– А Дитрих о замке мечтает. Идиот.

–Замолчи! – внезапно крикнул отец, и глаза его под лохматыми бровями гневно сверкнули, – совсем как у Нильса. – Он идёт воевать за великую Германию! Не сметь оскорблять солдата вермахта!

Ну и дела! Я ошеломлённо смотрел на отца… и не узнавал его. Мама громко всхлипнула. Отец рассерженно стукнул кулаком по столу. Это привело меня в бешенство. Я вскочил, но отец уже неумело утешал маму. Ох, лучше бы он не пытался!

– Да что с тобой, Эрна? Перестань! – пророкотал он и постучал по маминому плечу. Так хлопают лошадь по крупу. – Дитрих, несомненно, вернётся к Рождеству! А этот оболтус, – кивнул на меня,– мог бы помочь! Глядишь, быстрее вернулись бы!

Я почувствовал себя побеждённым и нахмурился. Как будто кто-то поднял меня за плечи и толкнул к дверям.

– Пойду пройдусь, – бросил я через плечо уже в дверях.

– Крепкий тыл, тоже мне… – прошипел мне вслед отец.

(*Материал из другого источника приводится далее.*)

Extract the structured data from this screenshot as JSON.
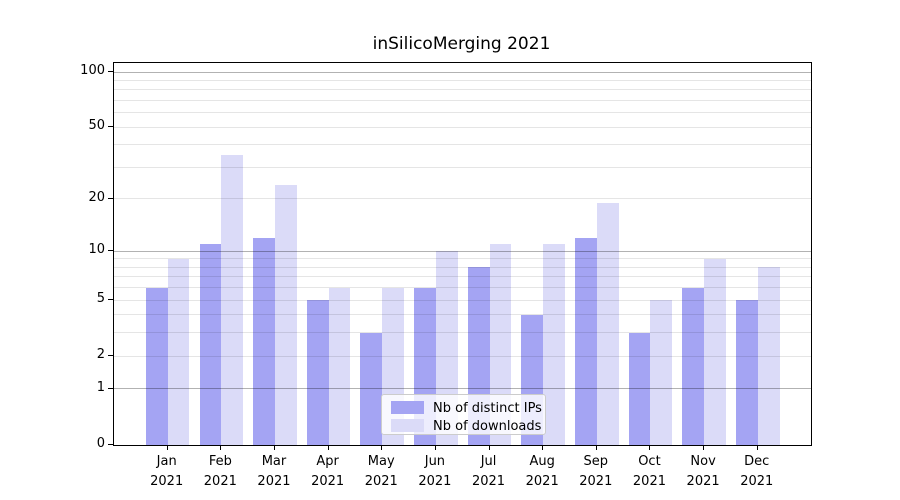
{
  "title": "inSilicoMerging 2021",
  "chart_data": {
    "type": "bar",
    "title": "inSilicoMerging 2021",
    "categories": [
      "Jan",
      "Feb",
      "Mar",
      "Apr",
      "May",
      "Jun",
      "Jul",
      "Aug",
      "Sep",
      "Oct",
      "Nov",
      "Dec"
    ],
    "x_tick_year": "2021",
    "series": [
      {
        "name": "Nb of distinct IPs",
        "color": "#a4a4f3",
        "values": [
          6,
          11,
          12,
          5,
          3,
          6,
          8,
          4,
          12,
          3,
          6,
          5
        ]
      },
      {
        "name": "Nb of downloads",
        "color": "#dbdbf8",
        "values": [
          9,
          35,
          24,
          6,
          6,
          10,
          11,
          11,
          19,
          5,
          9,
          8
        ]
      }
    ],
    "y_axis": {
      "scale": "log10(1+y)",
      "tick_values": [
        0,
        1,
        2,
        5,
        10,
        20,
        50,
        100
      ],
      "tick_labels": [
        "0",
        "1",
        "2",
        "5",
        "10",
        "20",
        "50",
        "100"
      ],
      "major_gridlines": [
        1,
        10,
        100
      ],
      "labeled_minor_gridlines": [
        2,
        5,
        20,
        50
      ],
      "minor_gridlines": [
        3,
        4,
        6,
        7,
        8,
        9,
        30,
        40,
        60,
        70,
        80,
        90
      ],
      "range": [
        0,
        112
      ]
    },
    "grid": true,
    "legend_position": "lower center"
  }
}
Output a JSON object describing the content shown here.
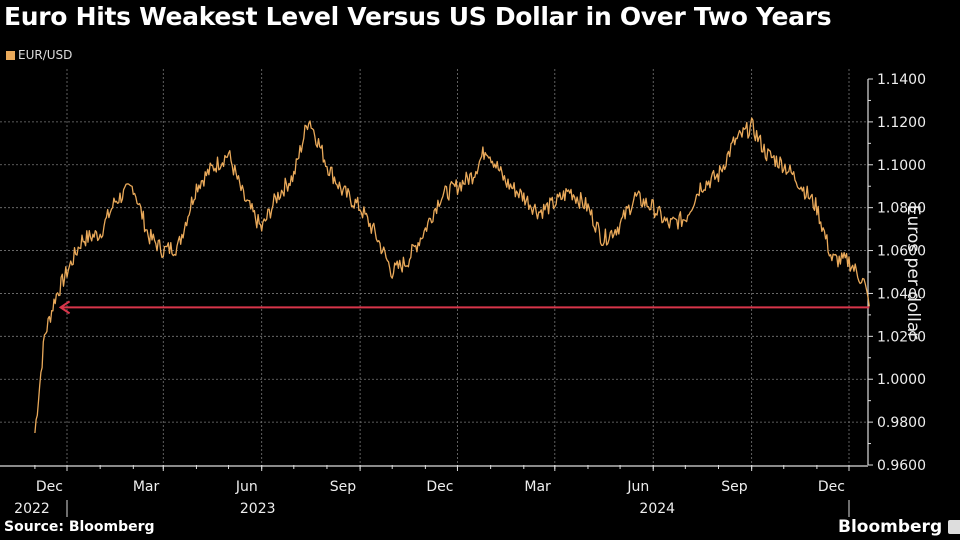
{
  "header": {
    "title": "Euro Hits Weakest Level Versus US Dollar in Over Two Years",
    "legend": [
      {
        "label": "EUR/USD",
        "color": "#e9a95a"
      }
    ]
  },
  "footer": {
    "source": "Source: Bloomberg",
    "brand": "Bloomberg"
  },
  "colors": {
    "background": "#000000",
    "series": "#e9a95a",
    "arrow": "#d8354a",
    "grid": "#777777",
    "axis": "#dddddd"
  },
  "chart_data": {
    "type": "line",
    "title": "Euro Hits Weakest Level Versus US Dollar in Over Two Years",
    "xlabel": "",
    "ylabel": "Euros per dollar",
    "ylim": [
      0.96,
      1.14
    ],
    "yticks": [
      "1.1400",
      "1.1200",
      "1.1000",
      "1.0800",
      "1.0600",
      "1.0400",
      "1.0200",
      "1.0000",
      "0.9800",
      "0.9600"
    ],
    "xticks": [
      "Dec",
      "Mar",
      "Jun",
      "Sep",
      "Dec",
      "Mar",
      "Jun",
      "Sep",
      "Dec"
    ],
    "xyears": [
      {
        "label": "2022",
        "under": "Dec"
      },
      {
        "label": "2023",
        "under": "Jun"
      },
      {
        "label": "2024",
        "under": "Jun"
      }
    ],
    "grid": true,
    "legend_position": "top-left",
    "series": [
      {
        "name": "EUR/USD",
        "x": [
          "2022-11-01",
          "2022-11-10",
          "2022-11-20",
          "2022-12-01",
          "2022-12-15",
          "2023-01-01",
          "2023-01-15",
          "2023-02-01",
          "2023-02-15",
          "2023-03-01",
          "2023-03-15",
          "2023-04-01",
          "2023-04-15",
          "2023-05-01",
          "2023-05-15",
          "2023-06-01",
          "2023-06-15",
          "2023-07-01",
          "2023-07-15",
          "2023-08-01",
          "2023-08-15",
          "2023-09-01",
          "2023-09-15",
          "2023-10-01",
          "2023-10-15",
          "2023-11-01",
          "2023-11-15",
          "2023-12-01",
          "2023-12-15",
          "2023-12-28",
          "2024-01-15",
          "2024-02-01",
          "2024-02-15",
          "2024-03-01",
          "2024-03-15",
          "2024-04-01",
          "2024-04-15",
          "2024-05-01",
          "2024-05-15",
          "2024-06-01",
          "2024-06-15",
          "2024-07-01",
          "2024-07-15",
          "2024-08-01",
          "2024-08-15",
          "2024-09-01",
          "2024-09-15",
          "2024-10-01",
          "2024-10-15",
          "2024-11-01",
          "2024-11-15",
          "2024-12-01",
          "2024-12-15",
          "2024-12-20"
        ],
        "values": [
          0.975,
          1.02,
          1.038,
          1.05,
          1.065,
          1.068,
          1.083,
          1.09,
          1.067,
          1.06,
          1.062,
          1.09,
          1.098,
          1.105,
          1.085,
          1.07,
          1.085,
          1.095,
          1.122,
          1.1,
          1.088,
          1.08,
          1.068,
          1.05,
          1.055,
          1.07,
          1.085,
          1.09,
          1.095,
          1.108,
          1.092,
          1.085,
          1.078,
          1.082,
          1.088,
          1.08,
          1.065,
          1.072,
          1.085,
          1.08,
          1.072,
          1.075,
          1.09,
          1.095,
          1.11,
          1.118,
          1.105,
          1.1,
          1.092,
          1.08,
          1.056,
          1.055,
          1.045,
          1.034
        ]
      }
    ],
    "annotations": [
      {
        "type": "arrow",
        "y": 1.0335,
        "direction": "left",
        "from": "2024-12-20",
        "to": "2022-11-25",
        "color": "#d8354a"
      }
    ]
  }
}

Уходя, я расслышал глухие мамины рыдания, но, сжав кулаки вышел. Давно ли отец стал таким?! Он не считал Германию побеждённой, потому что конец Первой мировой войны он встретил на чужой, русской, территории. Он рассказывал мне, какие огромные у русских земли. И бездорожье. Не самое удачное сочетание, если собираешься нападать.

VII

Тем солнечным утром понурый Дитрих бочком протиснулся в стерильно чистый кабинет Нильса. Тот сидел за сверкающим письменным столом и неторопливо листал какую-то папку. На первой странице красовалось моё крупное фото. Увидев её, наверняка я почувствовал бы себя свиньёй. В мясном отделе на рынке.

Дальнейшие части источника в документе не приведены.